On 27 May, the company announced it had extended its credit line with Cain International, which part-owns Fortwell, from £400 million to £500 million. The extension, it said, “would enable it to accelerate its push into the sector and consider a dedicated strategy focused on funding care homes, retirement living and other similar assets within that space”.

Nick White, associate director with Fortwell Capital, told Real Estate Capital the company is targeting all senior living sub-sectors as it believes they all present appealing lending opportunities. He said: “The key point we look at when considering funding any retirement living project, is less about real estate and more about the offering the operator can provide to the end-user. It needs to be quite operational-hospitality led.”

For White, in addition to a supply and demand imbalance, the dated nature of existing stock could be another factor supporting the sector’s growth. “With most of the senior living facilities in the country being older, larger houses that have been converted into care homes, rather than purpose-built facilities, a strong development pipeline in the sector is required to keep up with closures.”


Understanding the differences and nuances between the different later-living sub-sectors is the main challenge that underwriting the sector presents, according to the lenders canvassed for this story.

White said that while care homes are demanded by people in need of healthcare support, retirement living falls somewhere between care homes and residential. “Someone may go into a retirement scheme wanting more community but then, as they age, need the care and support that a retirement scheme also offers.”

Also, while most senior living schemes in the UK are built for sale, some operators are running a rental model. “Some combine both models, offering tenants the possibility of renting for a period of time and then asking them to decide whether they want to buy,” White added.

According to White, one of the most common mistakes that can be made when financing the sector is to automatically assume developers that have built and sold successfully residential schemes will be able to do the same with retirement schemes.

“The operational element embedded in the sector is key for lenders to understand,” he said. “You are not just selling bricks and mortar – you are selling a lifestyle. As one of our developers says, ‘We want people to feel like they are going on holiday for the rest of their lives.’”

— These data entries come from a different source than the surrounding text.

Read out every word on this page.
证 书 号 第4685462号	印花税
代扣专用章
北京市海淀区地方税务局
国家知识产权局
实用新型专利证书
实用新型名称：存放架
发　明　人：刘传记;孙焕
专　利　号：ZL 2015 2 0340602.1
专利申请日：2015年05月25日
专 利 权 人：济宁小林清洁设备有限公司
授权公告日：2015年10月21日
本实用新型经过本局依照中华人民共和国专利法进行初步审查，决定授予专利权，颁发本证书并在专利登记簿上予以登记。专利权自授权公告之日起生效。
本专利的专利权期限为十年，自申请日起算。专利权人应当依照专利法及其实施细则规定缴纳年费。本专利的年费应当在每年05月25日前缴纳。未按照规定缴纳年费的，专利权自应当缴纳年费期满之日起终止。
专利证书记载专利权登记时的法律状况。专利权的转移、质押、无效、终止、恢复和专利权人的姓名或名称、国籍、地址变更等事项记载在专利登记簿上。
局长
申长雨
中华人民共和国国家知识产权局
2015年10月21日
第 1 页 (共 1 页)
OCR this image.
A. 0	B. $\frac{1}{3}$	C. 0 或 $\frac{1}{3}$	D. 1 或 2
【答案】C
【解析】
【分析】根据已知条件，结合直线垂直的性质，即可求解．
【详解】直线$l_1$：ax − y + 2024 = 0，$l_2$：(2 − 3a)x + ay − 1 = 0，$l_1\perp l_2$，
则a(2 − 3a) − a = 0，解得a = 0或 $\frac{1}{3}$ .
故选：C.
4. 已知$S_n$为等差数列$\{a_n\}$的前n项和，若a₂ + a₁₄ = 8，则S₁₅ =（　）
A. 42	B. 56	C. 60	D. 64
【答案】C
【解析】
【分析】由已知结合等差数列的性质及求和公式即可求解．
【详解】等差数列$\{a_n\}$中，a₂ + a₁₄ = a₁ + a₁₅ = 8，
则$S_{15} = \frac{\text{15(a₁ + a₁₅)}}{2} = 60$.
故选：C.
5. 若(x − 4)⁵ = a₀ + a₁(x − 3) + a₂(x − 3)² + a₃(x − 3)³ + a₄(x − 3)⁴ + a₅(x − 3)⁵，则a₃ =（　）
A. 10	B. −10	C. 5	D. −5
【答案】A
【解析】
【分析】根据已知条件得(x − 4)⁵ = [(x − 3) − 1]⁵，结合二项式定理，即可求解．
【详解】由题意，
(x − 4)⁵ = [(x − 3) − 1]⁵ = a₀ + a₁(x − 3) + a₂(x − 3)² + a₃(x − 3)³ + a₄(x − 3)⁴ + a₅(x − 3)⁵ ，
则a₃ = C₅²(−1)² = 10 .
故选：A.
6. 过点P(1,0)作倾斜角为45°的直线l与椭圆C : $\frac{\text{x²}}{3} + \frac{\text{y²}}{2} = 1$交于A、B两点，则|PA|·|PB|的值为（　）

Another challenge that financing the sector presents is, according to ASK’s Austin, the scarcity of available sales data for the sector. “There is not great data available, so you need to tread carefully when financing it,” he said. “Although you can see the potential demand by looking at the age of the local population, you don’t know how easy it is going to be to persuade them to leave their existing homes and buy one of these properties, and ultimately how much they might be willing to pay.”

This lack of sales data, coupled with a usually prolonged sales process due to the fact the sector is relatively new, has traditionally explained the reluctance of many lenders towards the sector. However, according to Austin, the lending opportunity will continue growing in coming years. “I think there is going to be a big drive towards later living schemes so the opportunities to finance the sector will just increase.”